Referring to the last two posts we can likely conclude the following:

When the US is not the priority country WO documents will not over or under represent inventive output using an extended family reduction method or one of the narrower definitions, including simple, DWPI and, FamPat families. The ODPI method will also not be impacted.

When the US is the priority country, ~5-7% of the time the WO document will be the only publication when a PCT application is filed, but a National Stage application is never filed in the US.

When the US is the priority country, 20% of the time there will be multiple WO documents found in the same extended family. These can also be situations where additional inventive output is not captured if WO documents are not considered beyond a domestic family reduction.

At most 25% of the potential cases might be under representing the inventive output if WO documents are not considered when the US is the primary country used in a ODPI family reduction. The actual percentage is likely much smaller, but based on these observations it is worth taking a few moments to look at the major applicants in a collection, and check to see if they use PCT applications as the first filing. Experience has shown that in the majority of cases the US publications will still represent an accurate measure of inventive output, but this should be confirmed before generating statistics.

This post has looked at the use of simple patent families when performing a family reduction pre-processing step.
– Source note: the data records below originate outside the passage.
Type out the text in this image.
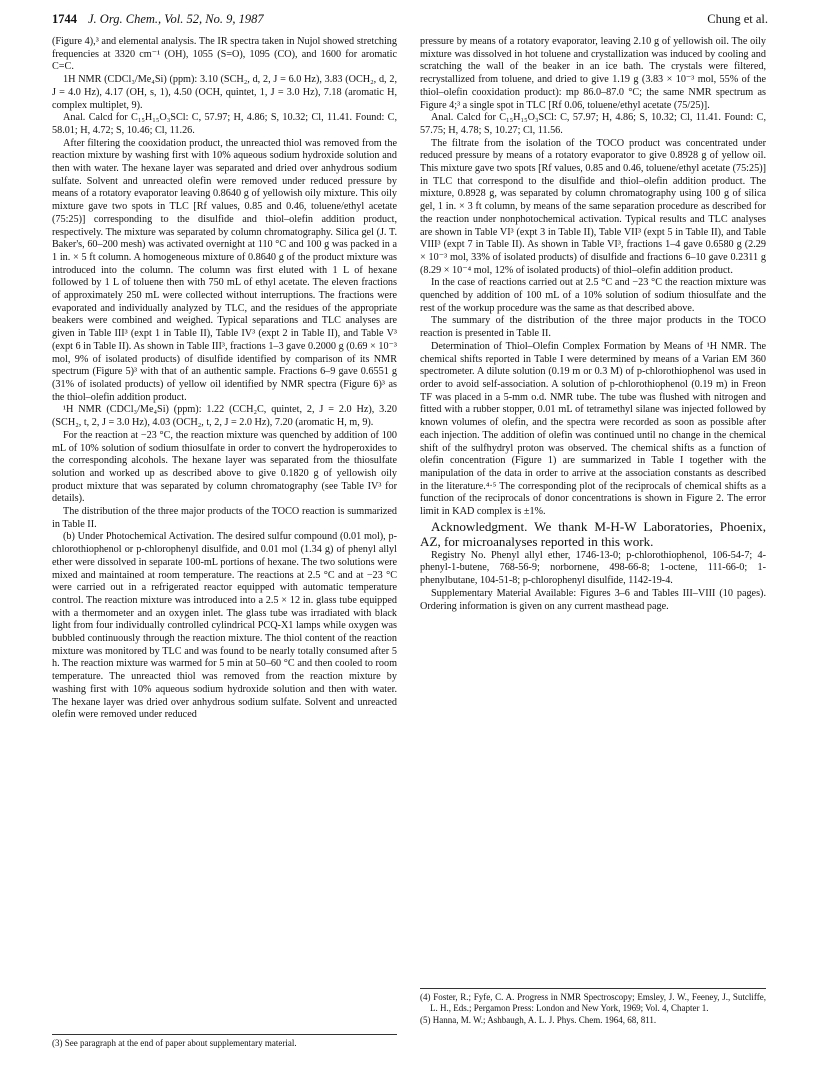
1744 J. Org. Chem., Vol. 52, No. 9, 1987	Chung et al.

(Figure 4),³ and elemental analysis. The IR spectra taken in Nujol showed stretching frequencies at 3320 cm⁻¹ (OH), 1055 (S=O), 1095 (CO), and 1600 for aromatic C=C.

1H NMR (CDCl₃/Me₄Si) (ppm): 3.10 (SCH₂, d, 2, J = 6.0 Hz), 3.83 (OCH₂, d, 2, J = 4.0 Hz), 4.17 (OH, s, 1), 4.50 (OCH, quintet, 1, J = 3.0 Hz), 7.18 (aromatic H, complex multiplet, 9).

Anal. Calcd for C₁₅H₁₅O₃SCl: C, 57.97; H, 4.86; S, 10.32; Cl, 11.41. Found: C, 58.01; H, 4.72; S, 10.46; Cl, 11.26.

After filtering the cooxidation product, the unreacted thiol was removed from the reaction mixture by washing first with 10% aqueous sodium hydroxide solution and then with water. The hexane layer was separated and dried over anhydrous sodium sulfate. Solvent and unreacted olefin were removed under reduced pressure by means of a rotatory evaporator leaving 0.8640 g of yellowish oily mixture. This oily mixture gave two spots in TLC [Rf values, 0.85 and 0.46, toluene/ethyl acetate (75:25)] corresponding to the disulfide and thiol–olefin addition product, respectively. The mixture was separated by column chromatography. Silica gel (J. T. Baker's, 60–200 mesh) was activated overnight at 110 °C and 100 g was packed in a 1 in. × 5 ft column. A homogeneous mixture of 0.8640 g of the product mixture was introduced into the column. The column was first eluted with 1 L of hexane followed by 1 L of toluene then with 750 mL of ethyl acetate. The eleven fractions of approximately 250 mL were collected without interruptions. The fractions were evaporated and individually analyzed by TLC, and the residues of the appropriate beakers were combined and weighed. Typical separations and TLC analyses are given in Table III³ (expt 1 in Table II), Table IV³ (expt 2 in Table II), and Table V³ (expt 6 in Table II). As shown in Table III³, fractions 1–3 gave 0.2000 g (0.69 × 10⁻³ mol, 9% of isolated products) of disulfide identified by comparison of its NMR spectrum (Figure 5)³ with that of an authentic sample. Fractions 6–9 gave 0.6551 g (31% of isolated products) of yellow oil identified by NMR spectra (Figure 6)³ as the thiol–olefin addition product.

¹H NMR (CDCl₃/Me₄Si) (ppm): 1.22 (CCH₂C, quintet, 2, J = 2.0 Hz), 3.20 (SCH₂, t, 2, J = 3.0 Hz), 4.03 (OCH₂, t, 2, J = 2.0 Hz), 7.20 (aromatic H, m, 9).

For the reaction at −23 °C, the reaction mixture was quenched by addition of 100 mL of 10% solution of sodium thiosulfate in order to convert the hydroperoxides to the corresponding alcohols. The hexane layer was separated from the thiosulfate solution and worked up as described above to give 0.1820 g of yellowish oily product mixture that was separated by column chromatography (see Table IV³ for details).

The distribution of the three major products of the TOCO reaction is summarized in Table II.

(b) Under Photochemical Activation. The desired sulfur compound (0.01 mol), p-chlorothiophenol or p-chlorophenyl disulfide, and 0.01 mol (1.34 g) of phenyl allyl ether were dissolved in separate 100-mL portions of hexane. The two solutions were mixed and maintained at room temperature. The reactions at 2.5 °C and at −23 °C were carried out in a refrigerated reactor equipped with automatic temperature control. The reaction mixture was introduced into a 2.5 × 12 in. glass tube equipped with a thermometer and an oxygen inlet. The glass tube was irradiated with black light from four individually controlled cylindrical PCQ-X1 lamps while oxygen was bubbled continuously through the reaction mixture. The thiol content of the reaction mixture was monitored by TLC and was found to be nearly totally consumed after 5 h. The reaction mixture was warmed for 5 min at 50–60 °C and then cooled to room temperature. The unreacted thiol was removed from the reaction mixture by washing first with 10% aqueous sodium hydroxide solution and then with water. The hexane layer was dried over anhydrous sodium sulfate. Solvent and unreacted olefin were removed under reduced

pressure by means of a rotatory evaporator, leaving 2.10 g of yellowish oil. The oily mixture was dissolved in hot toluene and crystallization was induced by cooling and scratching the wall of the beaker in an ice bath. The crystals were filtered, recrystallized from toluene, and dried to give 1.19 g (3.83 × 10⁻³ mol, 55% of the thiol–olefin cooxidation product): mp 86.0–87.0 °C; the same NMR spectrum as Figure 4;³ a single spot in TLC [Rf 0.06, toluene/ethyl acetate (75/25)].

Anal. Calcd for C₁₅H₁₅O₃SCl: C, 57.97; H, 4.86; S, 10.32; Cl, 11.41. Found: C, 57.75; H, 4.78; S, 10.27; Cl, 11.56.

The filtrate from the isolation of the TOCO product was concentrated under reduced pressure by means of a rotatory evaporator to give 0.8928 g of yellow oil. This mixture gave two spots [Rf values, 0.85 and 0.46, toluene/ethyl acetate (75:25)] in TLC that correspond to the disulfide and thiol–olefin addition product. The mixture, 0.8928 g, was separated by column chromatography using 100 g of silica gel, 1 in. × 3 ft column, by means of the same separation procedure as described for the reaction under nonphotochemical activation. Typical results and TLC analyses are shown in Table VI³ (expt 3 in Table II), Table VII³ (expt 5 in Table II), and Table VIII³ (expt 7 in Table II). As shown in Table VI³, fractions 1–4 gave 0.6580 g (2.29 × 10⁻³ mol, 33% of isolated products) of disulfide and fractions 6–10 gave 0.2311 g (8.29 × 10⁻⁴ mol, 12% of isolated products) of thiol–olefin addition product.

In the case of reactions carried out at 2.5 °C and −23 °C the reaction mixture was quenched by addition of 100 mL of a 10% solution of sodium thiosulfate and the rest of the workup procedure was the same as that described above.

The summary of the distribution of the three major products in the TOCO reaction is presented in Table II.

Determination of Thiol–Olefin Complex Formation by Means of ¹H NMR. The chemical shifts reported in Table I were determined by means of a Varian EM 360 spectrometer. A dilute solution (0.19 m or 0.3 M) of p-chlorothiophenol was used in order to avoid self-association. A solution of p-chlorothiophenol (0.19 m) in Freon TF was placed in a 5-mm o.d. NMR tube. The tube was flushed with nitrogen and fitted with a rubber stopper, 0.01 mL of tetramethyl silane was injected followed by known volumes of olefin, and the spectra were recorded as soon as possible after each injection. The addition of olefin was continued until no change in the chemical shift of the sulfhydryl proton was observed. The chemical shifts as a function of olefin concentration (Figure 1) are summarized in Table I together with the manipulation of the data in order to arrive at the association constants as described in the literature.⁴·⁵ The corresponding plot of the reciprocals of chemical shifts as a function of the reciprocals of donor concentrations is shown in Figure 2. The error limit in KAD complex is ±1%.

Acknowledgment. We thank M-H-W Laboratories, Phoenix, AZ, for microanalyses reported in this work.

Registry No. Phenyl allyl ether, 1746-13-0; p-chlorothiophenol, 106-54-7; 4-phenyl-1-butene, 768-56-9; norbornene, 498-66-8; 1-octene, 111-66-0; 1-phenylbutane, 104-51-8; p-chlorophenyl disulfide, 1142-19-4.

Supplementary Material Available: Figures 3–6 and Tables III–VIII (10 pages). Ordering information is given on any current masthead page.

(3) See paragraph at the end of paper about supplementary material.

(4) Foster, R.; Fyfe, C. A. Progress in NMR Spectroscopy; Emsley, J. W., Feeney, J., Sutcliffe, L. H., Eds.; Pergamon Press: London and New York, 1969; Vol. 4, Chapter 1.

(5) Hanna, M. W.; Ashbaugh, A. L. J. Phys. Chem. 1964, 68, 811.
While simple patent families usually give similar statistical values to what is seen with the ODPI method, and with DWPI and FamPat families, the use of simple families is not recommended primarily because they are not supported on major commercial platforms, and it is difficult to generate them with data that can be easily exported from most patent search systems. Based on input from the previous two posts the ramifications of the relationship between US and WO documents and the impact they have on the ODPI method was also explored. While the impact is not likely to be significant, in most cases, it is still prudent to look at major applicants within a collection to ensure they are not using PCT applications as the first filing, and waiting till the last moment to file a National Stage application in the US.